Auto-approval of AI suggestions:

CluedIn provides an optional setting that allows organizations to automatically approve AI suggestions without manual HITL review.

When this setting is enabled:

  • The AI agent still remains read-only, it does not perform updates directly.
  • However, CluedIn automatically executes the suggested actions on the user’s behalf, as if a human approved them
  • All auto-approved actions are logged for audit and traceability

This mode is intended for low-risk, trusted workflows where continuous human review would create unnecessary overhead.

Data access boundaries:

An AI agent can only read data explicitly provided to it. The agent cannot access data of its own volition.

End users have an open canvas where they can enter their own prompts. However, strict, deterministic guardrails ensure that AI agents can only read data they have been explicitly granted access to, nothing more.

AI agents do not have Create, Update or Delete permissions.

Data handling and transmission

  • All data handling occurs over HTTPS.
  • API tokens are used for authentication and encryption in transit.
  • All stored data is also encrypted at rest.

Monitoring

You can monitor the following:

  • What data is sent and to which destinations.

    CluedIn audits all communications between the AI agent and its LLM, including data payloads.
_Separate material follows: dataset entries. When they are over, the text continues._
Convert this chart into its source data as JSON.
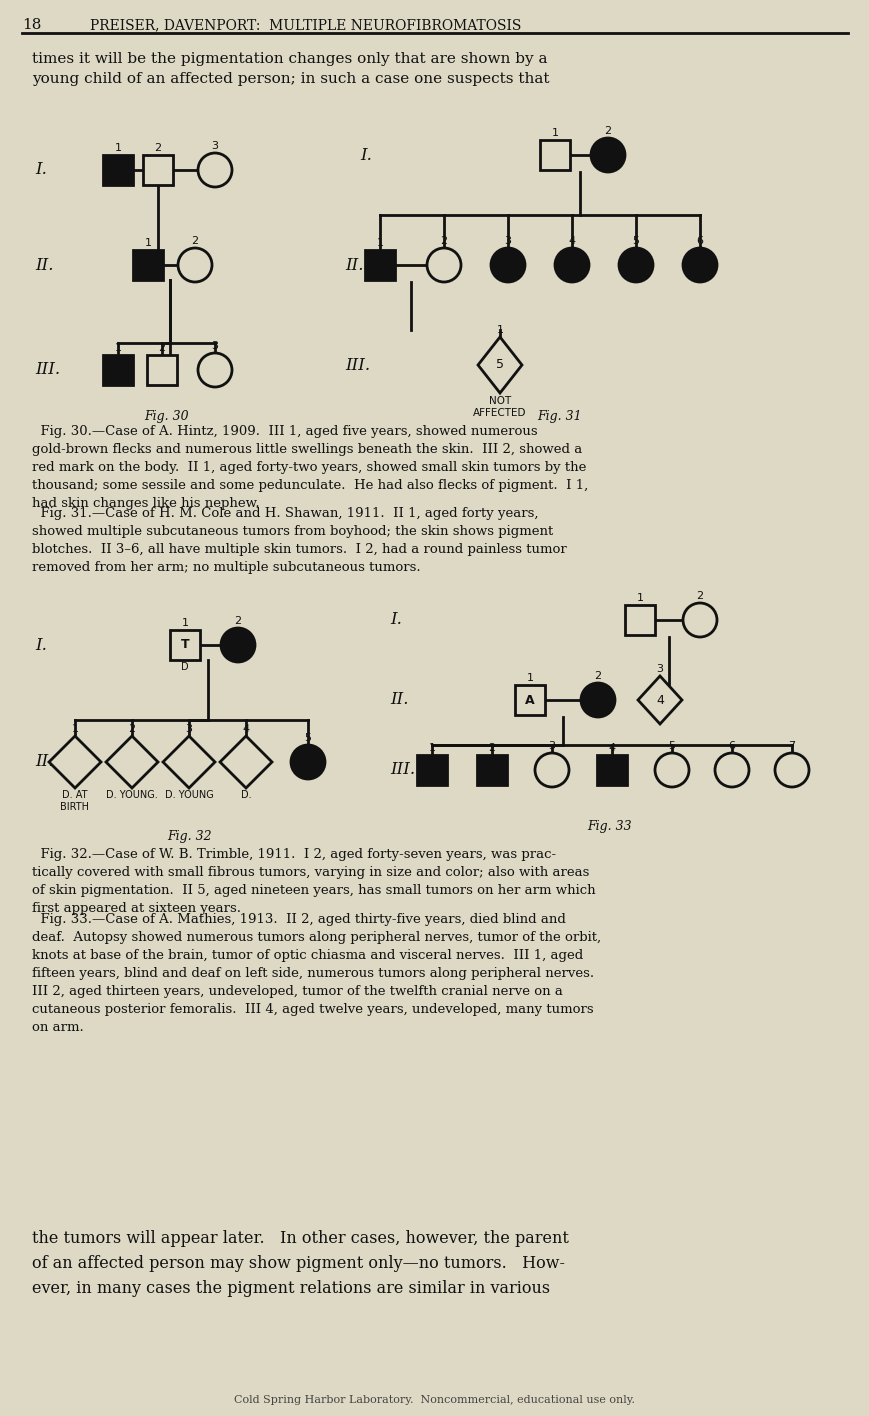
{
  "bg_color": "#ddd9c4",
  "text_color": "#1a1a1a",
  "header_num": "18",
  "header_title": "PREISER, DAVENPORT:  MULTIPLE NEUROFIBROMATOSIS",
  "top_paragraph": "times it will be the pigmentation changes only that are shown by a\nyoung child of an affected person; in such a case one suspects that",
  "bottom_paragraph": "the tumors will appear later.   In other cases, however, the parent\nof an affected person may show pigment only—no tumors.   How-\never, in many cases the pigment relations are similar in various",
  "footer_text": "Cold Spring Harbor Laboratory.  Noncommercial, educational use only.",
  "fig30_label": "Fig. 30",
  "fig31_label": "Fig. 31",
  "fig32_label": "Fig. 32",
  "fig33_label": "Fig. 33",
  "fig30_caption": "  Fig. 30.—Case of A. Hintz, 1909.  III 1, aged five years, showed numerous\ngold-brown flecks and numerous little swellings beneath the skin.  III 2, showed a\nred mark on the body.  II 1, aged forty-two years, showed small skin tumors by the\nthousand; some sessile and some pedunculate.  He had also flecks of pigment.  I 1,\nhad skin changes like his nephew.",
  "fig31_caption": "  Fig. 31.—Case of H. M. Cole and H. Shawan, 1911.  II 1, aged forty years,\nshowed multiple subcutaneous tumors from boyhood; the skin shows pigment\nblotches.  II 3–6, all have multiple skin tumors.  I 2, had a round painless tumor\nremoved from her arm; no multiple subcutaneous tumors.",
  "fig32_caption": "  Fig. 32.—Case of W. B. Trimble, 1911.  I 2, aged forty-seven years, was prac-\ntically covered with small fibrous tumors, varying in size and color; also with areas\nof skin pigmentation.  II 5, aged nineteen years, has small tumors on her arm which\nfirst appeared at sixteen years.",
  "fig33_caption": "  Fig. 33.—Case of A. Mathies, 1913.  II 2, aged thirty-five years, died blind and\ndeaf.  Autopsy showed numerous tumors along peripheral nerves, tumor of the orbit,\nknots at base of the brain, tumor of optic chiasma and visceral nerves.  III 1, aged\nfifteen years, blind and deaf on left side, numerous tumors along peripheral nerves.\nIII 2, aged thirteen years, undeveloped, tumor of the twelfth cranial nerve on a\ncutaneous posterior femoralis.  III 4, aged twelve years, undeveloped, many tumors\non arm."
}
You can review this information on the Results tab of the AI agent.

  • Data flows between internal and external components.

    For detailed information, refer to the description of the three LLM hosting models.

  • Outbound API calls and integration activity.

    • For fully local and Azure Foundry AI hosting options, you can whitelist API calls coming from CluedIn – and if necessary, CluedIn only.

    • With the open chat/public API hosting option, you can monitor outbound traffic. Public providers (for example, Open AI) have API monitoring analytics to track requests.

Data update and oversight controls

AI agents in CluedIn have no ability to create, update, or delete data. They operate in a read-only capacity, preparing recommendations for human approval. This means that AI agents cannot:

  • Fix or modify data
  • Create rules
  • Tag records

All changes suggested by AI agents require human approval. If a suggestion is approved, CluedIn records this as a human-initiated change, not an AI-initiated one.

You can also enforce limits at the LLM level to control:

  • The number of API calls
  • The type of prompts
  • Prompt size

In Azure AI Foundry, additional model-level restrictions can be applied, defining what the LLM can or cannot respond to.

Controls around automated data updates

When it comes to automated data updates, this includes:

  • How auto-updates or AI-initiated changes are reviewed.
  • The required level of human oversight.
  • Bulk approval mechanisms that are required before data changes are committed.

Key rules:

  • AI agents cannot auto-update anything. They can only surface suggestions to a human or group of humans.
  • All suggestions have a workflow enabled by default, which can be customized for your approval process (for example, to get approval from multiple people).
  • AI agent suggestions can be approved individually or in bulk, but all approvals must be done by a human.
  • An AI agent cannot self-approve any changes.